Problem is in the Brain

In the study of the brain, India’s best contribution was its Yogic system. The ancient scientists had discovered the importance of oxygen in maintaining a healthy nervous system. They had, therefore, worked out the close-circuit communication network, connecting the brain with the entire length of the body through the spinal cord. The ancient scientists (rishis) were on the right path when they prescribed shirsha-aasan (standing on the head) for a healthy nervous system without resorting to drugs or external stimulants. But they did not have advantage of modern electronic instrumentation to penetrate the inner-self of the body. They had mostly to rely on observation of the exterior body structure and guess work. Today’s researchers confirm that the nerve cells grow according to the direction received from the nerve growth factor (NGF) and the cells compete for food chemicals provided through the protein.

French embryologist Nicole Le Douarin’s findings, as reported in the New Scientist confirmed that the social-cultural environment and food protein had decisive influence in determining development of brain cells. The cell changes its properties in response to messages and characteristics of electrical activity of chemicals secreted by its neighbouring cells. This may be called “adjacency effect” which means that the environment which includes the cumulative effect of social forces, as well as the chemical reaction of protein in one’s neighbouring environment becomes the decisive factor in the development of our self. For example, the neurons in an embryo, which are only a few micrometres across, have to swim several centimeters to link the spinal cord with muscles in the toes.

Since the early 1970s there had been thousands of cases of grafting, but mostly of the heart, kidney or bone marrow from living or dead donor, usually a mature adult. But the question of brain transplant is an entirely different matter, because the brain is a complex conglomerate of about 10 billion cells interconnected with long fibres of axons, which provide close-circuit communication, linking the entire network of our body communication system including our memory, self-identity and personality growth since conception, called the nervous system. Once disconnected, the brain cells would not survive a grafting operation. Nor can they survive the death of the donor as is the case with eyes or kidneys.

Much more seriously is the threat to the wellbeing of the donor because any tampering of the brain cell affects the totality of the person. Even a brief stoppage of oxygen for a few moments can badly damage the brain cells, causing immediate paralysis. The doctors can keep a heart patient alive artificially, but to make a brain-dead alive artificially is not feasible. This is because unlike other tissues in our body, the brain cells are fully matured at birth. They can increase their numbers by dividing only during the development of the foetus inside the mother’s womb. They can grow to any distance and make new connections but only during the development of the foetus. The brain researchers have, therefore, conducted experiments in grafting tissues from the brains of rat-foetuses into adult rats. Since the cells in the foetuses are not yet fully matured and, therefore, expected to continue the process of establishing connections, it was likely that the young tissues can still have the capacity to divide themselves, and grow into the host’s brain cells.

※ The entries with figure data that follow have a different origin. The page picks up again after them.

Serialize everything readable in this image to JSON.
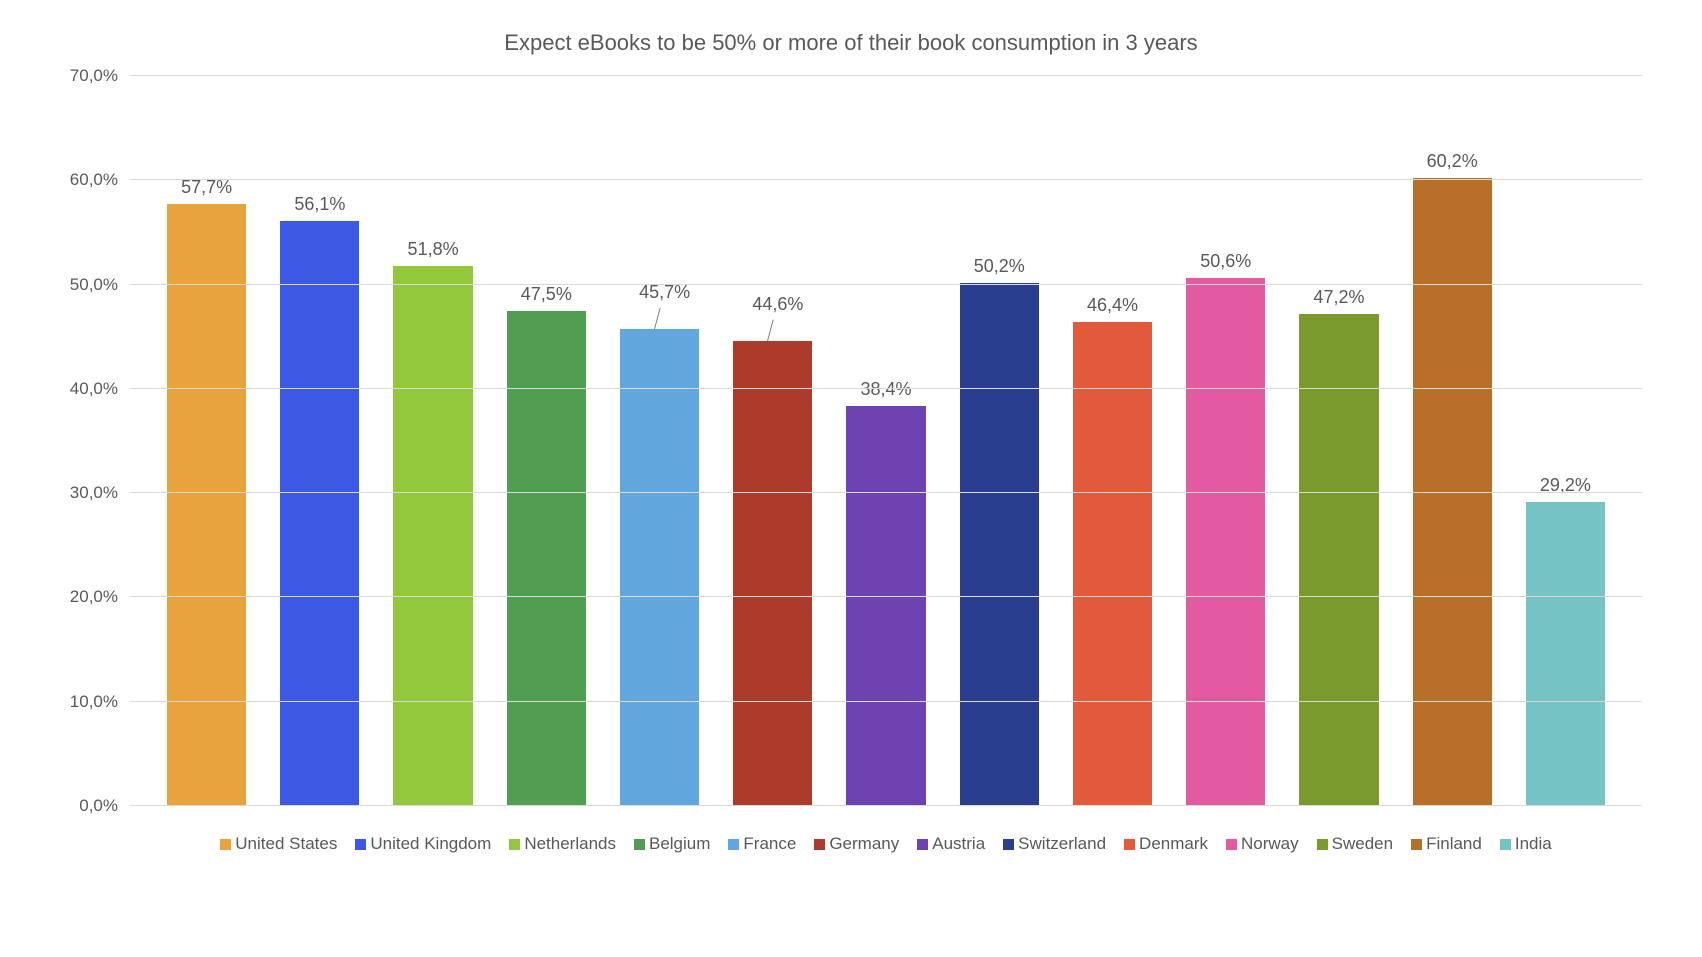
{
  "chart": {
    "type": "bar",
    "title": "Expect eBooks to be 50% or more of their book consumption in 3 years",
    "title_fontsize": 22,
    "title_color": "#595959",
    "label_fontsize": 18,
    "axis_fontsize": 17,
    "text_color": "#595959",
    "background_color": "#ffffff",
    "grid_color": "#d9d9d9",
    "bar_width_pct": 70,
    "ylim": [
      0,
      70
    ],
    "ytick_step": 10,
    "yticks": [
      "0,0%",
      "10,0%",
      "20,0%",
      "30,0%",
      "40,0%",
      "50,0%",
      "60,0%",
      "70,0%"
    ],
    "series": [
      {
        "name": "United States",
        "value": 57.7,
        "label": "57,7%",
        "color": "#e8a33d",
        "leader": false
      },
      {
        "name": "United Kingdom",
        "value": 56.1,
        "label": "56,1%",
        "color": "#3d58e3",
        "leader": false
      },
      {
        "name": "Netherlands",
        "value": 51.8,
        "label": "51,8%",
        "color": "#93c83d",
        "leader": false
      },
      {
        "name": "Belgium",
        "value": 47.5,
        "label": "47,5%",
        "color": "#4f9e52",
        "leader": false
      },
      {
        "name": "France",
        "value": 45.7,
        "label": "45,7%",
        "color": "#61a7dd",
        "leader": true
      },
      {
        "name": "Germany",
        "value": 44.6,
        "label": "44,6%",
        "color": "#ab3b2b",
        "leader": true
      },
      {
        "name": "Austria",
        "value": 38.4,
        "label": "38,4%",
        "color": "#6c43b0",
        "leader": false
      },
      {
        "name": "Switzerland",
        "value": 50.2,
        "label": "50,2%",
        "color": "#2a3e90",
        "leader": false
      },
      {
        "name": "Denmark",
        "value": 46.4,
        "label": "46,4%",
        "color": "#e2593c",
        "leader": false
      },
      {
        "name": "Norway",
        "value": 50.6,
        "label": "50,6%",
        "color": "#e25a9f",
        "leader": false
      },
      {
        "name": "Sweden",
        "value": 47.2,
        "label": "47,2%",
        "color": "#7a9a2e",
        "leader": false
      },
      {
        "name": "Finland",
        "value": 60.2,
        "label": "60,2%",
        "color": "#b86f2a",
        "leader": false
      },
      {
        "name": "India",
        "value": 29.2,
        "label": "29,2%",
        "color": "#76c3c3",
        "leader": false
      }
    ]
  }
}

But identifying the brain cells is the most difficult task, because the cells have variety of shapes and sizes, depending on the region of the brain and the job it has to perform in the nervous system. Each brain cell is identified by its specific chemical number. They communicate with each other, in the vast nervous system of billions of neurons, by releasing a chemical, called neurotransmitter which the receiving cell accepts through a specialized molecule,

The most challenging problem before neuroscientists is to map this complex chemical communicating system, and number the billion cells and their matching appropriate receptors. Unlike the eye or kidney, the brain consists of interconnected circuits that help each other’s activity. And, therefore when one circuit is damaged, other connected circuits would also be affected and misfunction, even if they are not damaged. For the brain surgeons, therefore, it is necessary to replace the whole defective circuit in order to restore the entire nervous system of our body. Researchers, however, hope to apply Nano-Science technology to handle the nervous system enclosed in the network of neuronic human brain. But the Nano Sciences are not expected to be developed before 2050.

When brain grafting becomes possible, we will be able to overcome the so far incurable diseases which cause irreparable damage to a specific region inside the brain. Among the most dreaded brain illnesses are Parkinson’s disease which affects the functioning of our muscles and Alzheimer’s disease which causes memory failure mostly in the elderly.

Whenever the brain tissues are deprived of oxygen, probably damage occurs in a specific region but it affects the whole system. In epilepsy, seizures begin with the functioning of nerves in a restricted area being hit, but it spreads to the entire nervous system and thus affects the whole body.